Culture à Bordeaux : les candidats dévoilent leurs visions pour 2026
Culture à Bordeaux : les visions des candidats pour 2026

Culture à Bordeaux : les candidats aux municipales dévoilent leurs visions pour 2026

À quelques semaines du premier tour des élections municipales de 2026, les programmes des candidats sont désormais sur la table. Si les débats de campagne se concentrent souvent sur le logement, la sécurité ou la circulation, une question essentielle reste parfois reléguée en fin de tract : quelle place pour la culture à Bordeaux dans les prochaines années ? Au-delà des grands discours, la culture se révèle très concrète : prix d'un spectacle en famille, animation des quartiers, accès aux salles ou liberté de création. Nous avons confronté les principaux candidats au Palais Rohan à la réalité des Bordelais avec cinq questions pragmatiques. Voici comment ces prétendants à la mairie comptent orchestrer la vie culturelle de la ville pour les six prochaines années.

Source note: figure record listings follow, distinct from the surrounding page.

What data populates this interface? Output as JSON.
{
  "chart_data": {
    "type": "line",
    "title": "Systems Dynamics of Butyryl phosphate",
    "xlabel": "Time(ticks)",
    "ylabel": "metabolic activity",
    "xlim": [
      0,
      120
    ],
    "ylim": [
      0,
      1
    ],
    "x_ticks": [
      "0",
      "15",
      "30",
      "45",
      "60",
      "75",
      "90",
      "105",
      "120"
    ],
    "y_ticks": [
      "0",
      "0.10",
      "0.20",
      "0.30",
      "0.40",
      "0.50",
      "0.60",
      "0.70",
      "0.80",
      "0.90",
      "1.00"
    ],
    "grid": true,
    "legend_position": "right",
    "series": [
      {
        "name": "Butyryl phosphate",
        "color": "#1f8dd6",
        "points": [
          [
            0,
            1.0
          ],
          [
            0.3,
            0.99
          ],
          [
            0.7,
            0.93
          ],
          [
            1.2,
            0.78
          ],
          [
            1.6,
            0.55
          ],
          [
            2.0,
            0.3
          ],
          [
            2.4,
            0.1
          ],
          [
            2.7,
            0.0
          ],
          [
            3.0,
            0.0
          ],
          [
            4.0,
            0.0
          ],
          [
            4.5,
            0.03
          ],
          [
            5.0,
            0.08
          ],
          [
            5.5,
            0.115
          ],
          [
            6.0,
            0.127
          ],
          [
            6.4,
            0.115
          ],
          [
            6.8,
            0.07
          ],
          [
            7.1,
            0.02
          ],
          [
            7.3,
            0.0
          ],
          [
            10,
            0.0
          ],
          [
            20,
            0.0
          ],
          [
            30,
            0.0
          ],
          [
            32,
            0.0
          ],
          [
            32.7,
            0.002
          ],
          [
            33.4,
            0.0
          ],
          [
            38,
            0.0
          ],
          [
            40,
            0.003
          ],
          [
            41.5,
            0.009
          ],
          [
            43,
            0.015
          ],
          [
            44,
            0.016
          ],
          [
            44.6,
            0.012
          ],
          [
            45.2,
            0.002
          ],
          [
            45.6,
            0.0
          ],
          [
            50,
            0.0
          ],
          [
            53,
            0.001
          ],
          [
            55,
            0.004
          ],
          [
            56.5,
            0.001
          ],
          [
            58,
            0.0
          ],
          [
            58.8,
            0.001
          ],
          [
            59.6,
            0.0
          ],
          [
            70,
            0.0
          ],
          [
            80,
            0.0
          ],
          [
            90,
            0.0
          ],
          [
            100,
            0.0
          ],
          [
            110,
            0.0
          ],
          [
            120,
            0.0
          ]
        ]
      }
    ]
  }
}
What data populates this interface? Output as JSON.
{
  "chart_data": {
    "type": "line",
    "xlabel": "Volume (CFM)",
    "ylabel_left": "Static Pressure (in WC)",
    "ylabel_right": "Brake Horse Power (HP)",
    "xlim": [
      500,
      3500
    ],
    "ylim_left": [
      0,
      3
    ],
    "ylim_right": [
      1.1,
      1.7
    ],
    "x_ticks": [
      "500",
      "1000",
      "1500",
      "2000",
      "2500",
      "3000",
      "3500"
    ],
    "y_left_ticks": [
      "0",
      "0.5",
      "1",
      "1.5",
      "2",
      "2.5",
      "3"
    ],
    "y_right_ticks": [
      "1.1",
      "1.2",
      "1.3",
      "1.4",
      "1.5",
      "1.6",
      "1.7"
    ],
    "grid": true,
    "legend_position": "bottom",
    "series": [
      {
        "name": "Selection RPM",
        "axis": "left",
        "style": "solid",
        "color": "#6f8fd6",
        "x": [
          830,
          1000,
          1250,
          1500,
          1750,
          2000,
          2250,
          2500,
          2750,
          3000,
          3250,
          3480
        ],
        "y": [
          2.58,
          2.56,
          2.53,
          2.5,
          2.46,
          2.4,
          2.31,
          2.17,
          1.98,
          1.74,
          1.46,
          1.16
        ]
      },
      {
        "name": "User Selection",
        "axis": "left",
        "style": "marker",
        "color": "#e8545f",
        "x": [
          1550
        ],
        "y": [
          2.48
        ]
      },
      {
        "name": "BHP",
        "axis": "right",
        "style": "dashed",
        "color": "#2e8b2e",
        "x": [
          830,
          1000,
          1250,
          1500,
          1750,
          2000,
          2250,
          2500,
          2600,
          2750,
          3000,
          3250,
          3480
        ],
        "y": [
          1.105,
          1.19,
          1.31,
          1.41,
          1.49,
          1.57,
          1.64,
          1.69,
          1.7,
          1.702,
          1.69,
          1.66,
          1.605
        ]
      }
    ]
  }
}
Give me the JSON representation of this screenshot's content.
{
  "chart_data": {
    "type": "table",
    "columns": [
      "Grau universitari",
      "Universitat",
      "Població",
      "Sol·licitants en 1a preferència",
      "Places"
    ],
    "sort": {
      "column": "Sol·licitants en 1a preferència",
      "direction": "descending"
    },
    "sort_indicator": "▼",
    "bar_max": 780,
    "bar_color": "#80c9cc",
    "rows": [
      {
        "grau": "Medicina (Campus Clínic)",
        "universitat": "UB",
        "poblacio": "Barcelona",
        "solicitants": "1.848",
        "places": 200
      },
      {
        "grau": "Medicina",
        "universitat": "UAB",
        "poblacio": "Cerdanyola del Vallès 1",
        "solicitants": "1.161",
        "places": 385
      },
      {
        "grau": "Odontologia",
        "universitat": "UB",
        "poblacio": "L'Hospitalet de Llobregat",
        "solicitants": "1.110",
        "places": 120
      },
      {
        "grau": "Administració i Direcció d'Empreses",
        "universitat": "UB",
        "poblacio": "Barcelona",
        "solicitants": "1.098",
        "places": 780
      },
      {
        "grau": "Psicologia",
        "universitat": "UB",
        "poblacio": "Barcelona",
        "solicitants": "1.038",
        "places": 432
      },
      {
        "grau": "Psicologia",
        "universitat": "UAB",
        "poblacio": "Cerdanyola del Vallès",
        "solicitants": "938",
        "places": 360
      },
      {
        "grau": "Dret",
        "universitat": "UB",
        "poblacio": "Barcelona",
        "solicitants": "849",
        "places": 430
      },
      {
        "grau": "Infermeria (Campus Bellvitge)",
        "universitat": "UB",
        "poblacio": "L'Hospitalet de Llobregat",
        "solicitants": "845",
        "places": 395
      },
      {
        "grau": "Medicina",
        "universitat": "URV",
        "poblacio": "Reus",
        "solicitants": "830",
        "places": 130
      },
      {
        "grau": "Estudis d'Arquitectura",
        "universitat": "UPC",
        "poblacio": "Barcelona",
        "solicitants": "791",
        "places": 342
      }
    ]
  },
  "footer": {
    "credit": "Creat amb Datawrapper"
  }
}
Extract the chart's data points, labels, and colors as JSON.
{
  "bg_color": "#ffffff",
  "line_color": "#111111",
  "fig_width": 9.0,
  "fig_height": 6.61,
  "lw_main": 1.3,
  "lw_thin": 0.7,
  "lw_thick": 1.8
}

1. Liberté de programmation : le choc des valeurs

Face à une œuvre qui fait polémique, le maire doit-il s'immiscer dans la programmation ? Sur ce point, la rupture est totale. « Nous mettrons fin aux subventions pour les associations culturelles qui prennent des positions politiques », assume Julie Rechagneux (RN). Tandis que pour Pierre Hurmic (EELV), « la liberté de création est essentielle. La seule limite doit être celle de la loi ». Une ligne républicaine partagée par Thomas Cazenave (Renaissance) : « La responsabilité du maire, c'est de vérifier qu'on respecte bien la loi sur son territoire ». Et par Philippe Dessertine (Centre), qui rappelle que la liberté d'expression est « l'ADN français et celui de la ville de Bordeaux ». De son côté, Nordine Raymond (LFI) appuie fermement cette indépendance : « Ça n'a pas besoin d'être au goût des élus, tant que c'est dans le cadre de la loi ».

2. Le budget : sanctuariser, couper ou augmenter ?

Fait rare dans cette campagne, le maire sortant et son principal opposant tombent d'accord pour sanctuariser l'enveloppe culturelle. « Dans les périodes sombres, la culture est une vraie boussole », justifie Pierre Hurmic, rejoint par Thomas Cazenave qui estime que « la culture ne fait pas partie des domaines où il y a des dépenses inutiles ». Nordine Raymond va plus loin et signale qu'« en demandant la métropolisation de l'Opéra de Bordeaux, on peut dégager quelques millions en plus pour l'écosystème local ». Une approche purement publique qui tranche avec celle de l'économiste Philippe Dessertine. Ce dernier compte relancer de grands rendez-vous avec des financements extérieurs : « On doit se retrousser les manches et aller chercher l'argent qu'il manque. Les artistes ont de la valeur, on a besoin d'eux ». Julie Rechagneux, quant à elle, n'a pas répondu sur le maintien ou non de l'enveloppe globale.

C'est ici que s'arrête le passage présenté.